Impact of Okara and Bio-okara Food Product on Gut and Glycaemic Health in Middle-aged and Older Adults in Singapore

Study Description

Brief Summary

This research project aims to provide the scientific findings about the beneficial effects of okara (soybean pulp) consumption on gut and glycaemic health in middle-aged and older individuals in Singapore. In addition, it aims to examine the health promoting impact of bio-transformed okara in this population. We hypothesise that consuming a habitual diet with an okara (untreated or bio-transformed) incorporated food product will improve the gut microbiome composition and will increase the production of short chain fatty acids when compared to a same diet with no okara. Okara-based food product can also improve the glycaemic response in individuals compared to a product without okara in meal tolerance test (acute).

Detailed Description

For this double-blind, randomized, crossover experiment, the participants will complete a 16-week study period. Following a 1-wk pre-intervention baseline period, each participant will be randomly assigned to consume their habitual diet that either contains or do not contain okara food product (untreated and bio-transformed okara) for 3 weeks. The food product will be equivalent to a consumption of 20 g of okara (dried) per day. Following a 3-week dietary 'washout' period, the participants will be assigned to consume the other diets for another 3 weeks. This process will be repeated until each participant have completed all three interventions. Fecal and fasting-state blood samples will be obtained at study weeks 1, 4, 7, 10, 13, and 16, which correspond to before and end of the three 3-week intervention periods.

Additionally, during Weeks 1, 7 and 13, fasted participants will also be required to undergo a meal tolerance test. A cannula will first be inserted into the participant's forearm for blood sampling by a trained phlebotomist. One of three meals prepared by designated study personnel will then be randomly assigned during each visit, namely, control biscuit, untreated okara biscuit and bio-transformed okara biscuit. During each test, the participants will eat the prepared meal within 10 minutes and have blood samples drawn by intravenous cannulation at time = 0, 15, 30, 45, 60, 90, 120, 180 and 240 min, with time 0 being the time the participants first start eating the biscuits. The blood samples will analyzed for the postprandial blood glucose, insulin responses and lipid levels.

Study Design

Outcome Measures

Primary Outcome Measures

1. Change in gut microbiome composition before and after a 3 week intervention. [Baseline and post-intervention (at 3 weeks)]
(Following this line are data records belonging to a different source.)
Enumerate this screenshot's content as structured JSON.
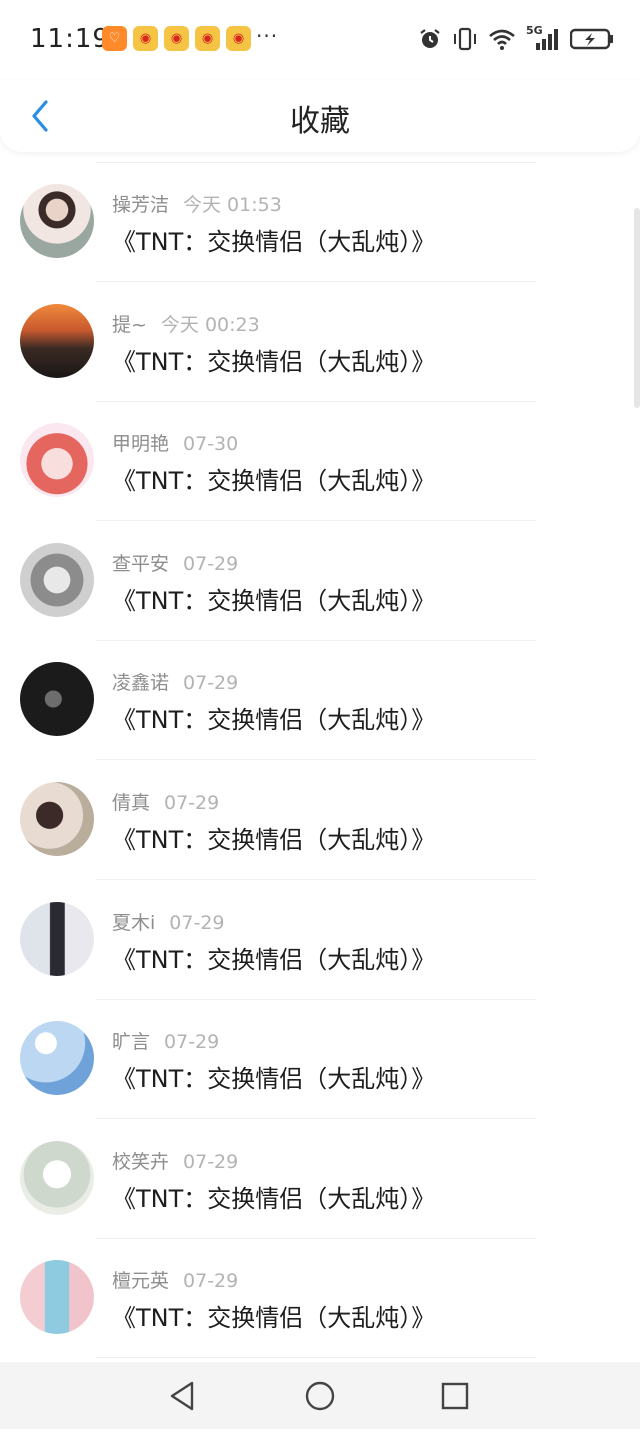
{
  "status_bar": {
    "time": "11:19",
    "network": "5G",
    "apps": [
      "taobao",
      "weibo",
      "weibo",
      "weibo",
      "weibo"
    ],
    "more": "···"
  },
  "header": {
    "title": "收藏",
    "back_icon": "chevron-left-icon",
    "accent_color": "#2b8de6"
  },
  "favorites": [
    {
      "user": "操芳洁",
      "time": "今天 01:53",
      "title": "《TNT：交换情侣（大乱炖）》"
    },
    {
      "user": "提~",
      "time": "今天 00:23",
      "title": "《TNT：交换情侣（大乱炖）》"
    },
    {
      "user": "甲明艳",
      "time": "07-30",
      "title": "《TNT：交换情侣（大乱炖）》"
    },
    {
      "user": "查平安",
      "time": "07-29",
      "title": "《TNT：交换情侣（大乱炖）》"
    },
    {
      "user": "凌鑫诺",
      "time": "07-29",
      "title": "《TNT：交换情侣（大乱炖）》"
    },
    {
      "user": "倩真",
      "time": "07-29",
      "title": "《TNT：交换情侣（大乱炖）》"
    },
    {
      "user": "夏木i",
      "time": "07-29",
      "title": "《TNT：交换情侣（大乱炖）》"
    },
    {
      "user": "旷言",
      "time": "07-29",
      "title": "《TNT：交换情侣（大乱炖）》"
    },
    {
      "user": "校笑卉",
      "time": "07-29",
      "title": "《TNT：交换情侣（大乱炖）》"
    },
    {
      "user": "檀元英",
      "time": "07-29",
      "title": "《TNT：交换情侣（大乱炖）》"
    }
  ],
  "bottom_nav": {
    "back": "triangle-back-icon",
    "home": "circle-home-icon",
    "recents": "square-recents-icon"
  }
}
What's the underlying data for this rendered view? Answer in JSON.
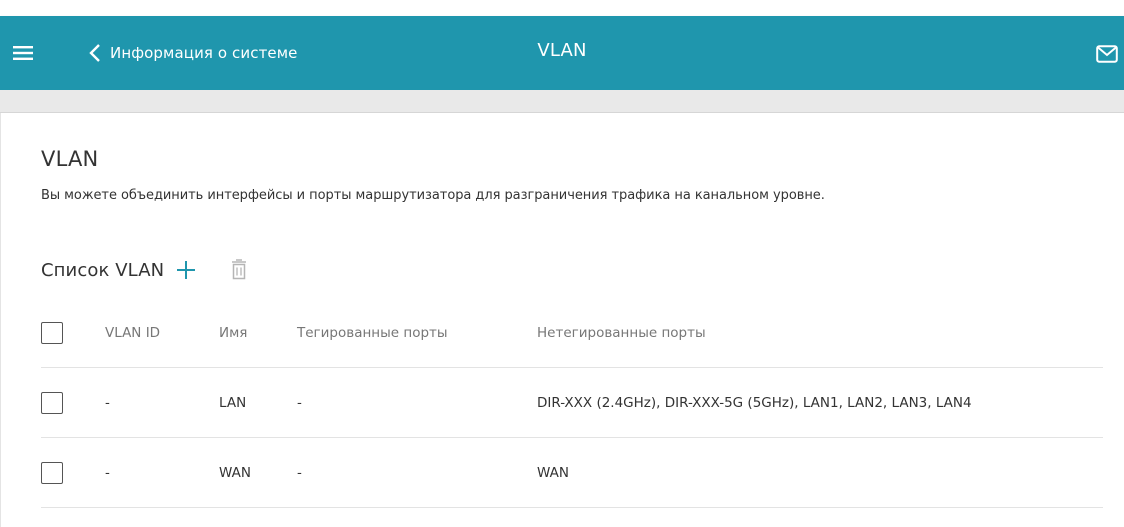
{
  "header": {
    "back_label": "Информация о системе",
    "title": "VLAN",
    "icons": {
      "menu": "hamburger-menu-icon",
      "back": "chevron-left-icon",
      "mail": "envelope-icon"
    },
    "background_color": "#1f96ad"
  },
  "section": {
    "title": "VLAN",
    "description": "Вы можете объединить интерфейсы и порты маршрутизатора для разграничения трафика на канальном уровне."
  },
  "vlan_list": {
    "title": "Список VLAN",
    "add_icon": "plus-icon",
    "delete_icon": "trash-icon",
    "accent_color": "#1f96ad",
    "columns": [
      "VLAN ID",
      "Имя",
      "Тегированные порты",
      "Нетегированные порты"
    ],
    "rows": [
      {
        "vlan_id": "-",
        "name": "LAN",
        "tagged": "-",
        "untagged": "DIR-XXX (2.4GHz), DIR-XXX-5G (5GHz), LAN1, LAN2, LAN3, LAN4"
      },
      {
        "vlan_id": "-",
        "name": "WAN",
        "tagged": "-",
        "untagged": "WAN"
      }
    ]
  }
}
   Gut microbiome composition will be determined via fecal samples of subjects at baseline and after each intervention period.

2. Change in fecal short chain fatty acids (SCFA) before and after a 3 week intervention. [Baseline and post-intervention (at 3 weeks)]

   SCFA will be determined via fecal samples of subjects at baseline and after each intervention period.

3. Change in serum short chain fatty acids (SCFA) before and after a 3 week intervention. [Baseline and post-intervention (at 3 weeks)]

   SCFA will be determined via serum samples of subjects at baseline and after each intervention period.

4. Change in fecal bile acids before and after a 3 week intervention. [Baseline and post-intervention (at 3 weeks)]

   Bile acids will be determined via serum samples of subjects at baseline and after each intervention period.

5. Change in serum zonulin before and after a 3 week intervention. [Baseline and post-intervention (at 3 weeks)]

   Serum zonulin will be determined via serum samples of subjects at baseline and after each intervention period.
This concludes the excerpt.